Görüşüm o kadar netleşmişti ki ruhlarının suretini görebiliyordum. Ayağa kalkıp hırsla bağırdım "Uzak durun ondan!" Fazla umursamadılar. Kafam patlayacak gibiydi. Ama acı yoktu. İki boynuz beliriverdi sağ ve solumda. Dengemi sağlamakta zorlandım. Sırtım ikiye ayrılıyordu. İçlerinden birini elime geçirdiğim gibi gözlerinin içine baktım "kanında boğul" O dehşet ifadesini nerde görsem tanırdım. Nefes almaya çalışıyordu ama ciğerleri kaldıramadı. Suratıma sıçrayan kanları tiksintiyle silerek onu bir kenara fırlattım. O esnada ufak çaplı bir acı hissettim. Koca bir balta saplanmıştı sırtıma. Sinek ısırığından farkı yoktu. Derin yaraya baktım, baltanın sapını tutarak onu etimden ayırdım. Ve bunu yapma cüreti gösteren ucubeyi bulup kemiklerinin kuru bir dal parçası gibi kırılmasını emrettim. Diğerleri şahit oldukları şey karşısında Ignis'ten uzaklaşmışken benim henüz onlarla işim bitmemişti. Yeni tanıştığım kanatlarımdan bir tüy koparıp deneme amacıyla gözüme kestirdiğimin kalbine isabet etmesini sağladım. Bedeni karardı ve anında yere kapaklandı.
Liderleri emretti. Anlaşılan rüzgar ters yöne esmeye başlamıştı. "Geri çekilin!" O kadar kolay değildi. Kaçışıyorlardı ancak planımdan bir haberlerdi. Kontrol edebildiğim yegane şeyler üzerinde odaklandım. Hayal gücüm genişti. Topraktan çıkan ölü bedenler hipnoz olmuşçasına sürü üyelerine saldırıyor, onları sadık Bartzabel'in çocuklarına birer yem yapıyorlardı.
Orman ayağa kalktı, doğa öfke doluydu. Kalın kökler ayaklarına sarıldığı düşmanlarını alt katmana çekti. Her yer buram buram ölüm kokuyordu.
Birkaç dakika sonra sürüden neredeyse iz kalmamıştı. Yılanların iştahı yerindeydi. Cesetler görevleri bitince tekrar ait oldukları derin çukurlara gömüldüler. Birçok yerinden yara almış Ignis'in yanına gideceğim anda lider olan gözüme takıldı. Kaçıyordu. Tam harekete geçecekken gücünü toplayan Ignis, gövdesini lav haline getirerek yer ile yeksan etti. Ona baktım. Ağzındaki avuç dolusu kanı tükürerek göz kırptı. İçimden tebessüm etmek geldi ama yapamadım. Başım dönüyordu.
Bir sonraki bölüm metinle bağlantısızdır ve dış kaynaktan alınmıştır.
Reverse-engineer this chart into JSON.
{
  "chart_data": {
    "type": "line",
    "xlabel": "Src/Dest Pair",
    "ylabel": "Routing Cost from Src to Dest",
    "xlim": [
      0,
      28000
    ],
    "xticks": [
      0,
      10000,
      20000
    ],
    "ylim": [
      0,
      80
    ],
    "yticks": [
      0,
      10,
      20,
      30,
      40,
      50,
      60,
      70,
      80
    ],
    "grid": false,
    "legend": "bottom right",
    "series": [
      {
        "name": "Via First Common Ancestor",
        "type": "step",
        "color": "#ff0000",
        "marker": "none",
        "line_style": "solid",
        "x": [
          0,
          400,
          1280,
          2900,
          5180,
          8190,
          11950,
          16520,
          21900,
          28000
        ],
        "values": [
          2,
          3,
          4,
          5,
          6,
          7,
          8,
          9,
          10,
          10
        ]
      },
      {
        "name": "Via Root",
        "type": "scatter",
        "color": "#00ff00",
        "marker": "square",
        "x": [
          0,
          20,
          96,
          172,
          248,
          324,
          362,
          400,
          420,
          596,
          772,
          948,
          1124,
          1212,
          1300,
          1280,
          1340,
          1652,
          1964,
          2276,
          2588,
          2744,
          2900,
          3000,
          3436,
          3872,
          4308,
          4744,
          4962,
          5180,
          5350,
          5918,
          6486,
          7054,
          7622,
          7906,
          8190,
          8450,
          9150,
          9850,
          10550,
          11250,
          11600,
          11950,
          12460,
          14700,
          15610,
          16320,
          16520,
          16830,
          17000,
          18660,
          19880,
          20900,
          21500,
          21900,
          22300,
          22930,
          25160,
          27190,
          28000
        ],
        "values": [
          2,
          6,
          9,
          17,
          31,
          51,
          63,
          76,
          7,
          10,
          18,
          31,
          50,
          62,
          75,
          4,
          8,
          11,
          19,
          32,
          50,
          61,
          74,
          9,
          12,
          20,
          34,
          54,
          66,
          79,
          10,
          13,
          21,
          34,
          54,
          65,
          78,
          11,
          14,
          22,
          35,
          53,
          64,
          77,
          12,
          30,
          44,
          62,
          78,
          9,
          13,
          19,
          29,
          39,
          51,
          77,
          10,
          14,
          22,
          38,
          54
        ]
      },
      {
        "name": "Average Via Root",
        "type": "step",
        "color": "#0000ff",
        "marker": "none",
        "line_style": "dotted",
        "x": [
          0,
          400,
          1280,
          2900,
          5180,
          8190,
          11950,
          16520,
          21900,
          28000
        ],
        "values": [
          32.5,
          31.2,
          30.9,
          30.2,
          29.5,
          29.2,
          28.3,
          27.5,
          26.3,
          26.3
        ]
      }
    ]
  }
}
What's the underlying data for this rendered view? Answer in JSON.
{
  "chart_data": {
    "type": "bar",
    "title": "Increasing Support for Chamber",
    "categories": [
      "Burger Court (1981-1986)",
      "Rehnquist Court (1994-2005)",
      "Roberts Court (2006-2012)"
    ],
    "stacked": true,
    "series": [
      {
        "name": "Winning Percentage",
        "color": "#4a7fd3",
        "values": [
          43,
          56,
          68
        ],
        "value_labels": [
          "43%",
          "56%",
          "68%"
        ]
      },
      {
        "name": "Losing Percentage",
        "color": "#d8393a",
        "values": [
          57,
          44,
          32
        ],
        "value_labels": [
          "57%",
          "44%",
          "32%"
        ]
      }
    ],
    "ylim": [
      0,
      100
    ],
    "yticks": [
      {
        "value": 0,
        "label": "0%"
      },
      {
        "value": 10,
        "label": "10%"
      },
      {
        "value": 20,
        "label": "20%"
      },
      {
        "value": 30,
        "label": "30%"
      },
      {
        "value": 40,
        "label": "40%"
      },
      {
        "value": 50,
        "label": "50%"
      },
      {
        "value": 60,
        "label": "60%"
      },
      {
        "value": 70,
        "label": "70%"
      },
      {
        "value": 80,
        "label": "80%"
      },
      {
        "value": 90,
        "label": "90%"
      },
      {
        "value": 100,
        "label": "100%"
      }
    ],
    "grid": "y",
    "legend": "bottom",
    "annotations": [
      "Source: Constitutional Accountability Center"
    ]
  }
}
Az önceki güç, bedenimi yavaş yavaş terk etti. Kanatlarım kozadan yeni çıkan bir kelebeğin kanatları misali büzüşerek tenimde kayboldu. Aklım tekrar başıma gelirken derman kalmayan dizlerim kendini öylece bıraktı ve son gördüğüm şey Ignis'in telaşlı ifadesi oldu.
ŞİMDİ OKUDUĞUN
KOVULMUŞLARIN AŞKI
FantasyYıllar önce dünya, karanlık ve aydınlık taraf olmak üzere ikiye ayrıldı. Periler, yıllarca topraklarda hüküm sürerken gölgelerin gözünü unutulmanın verdiği hırs bürüdü. İsyanlar bastırıldı, iblis soyları kurutuldu. Ancak unuttukları bir şey vardı. Y...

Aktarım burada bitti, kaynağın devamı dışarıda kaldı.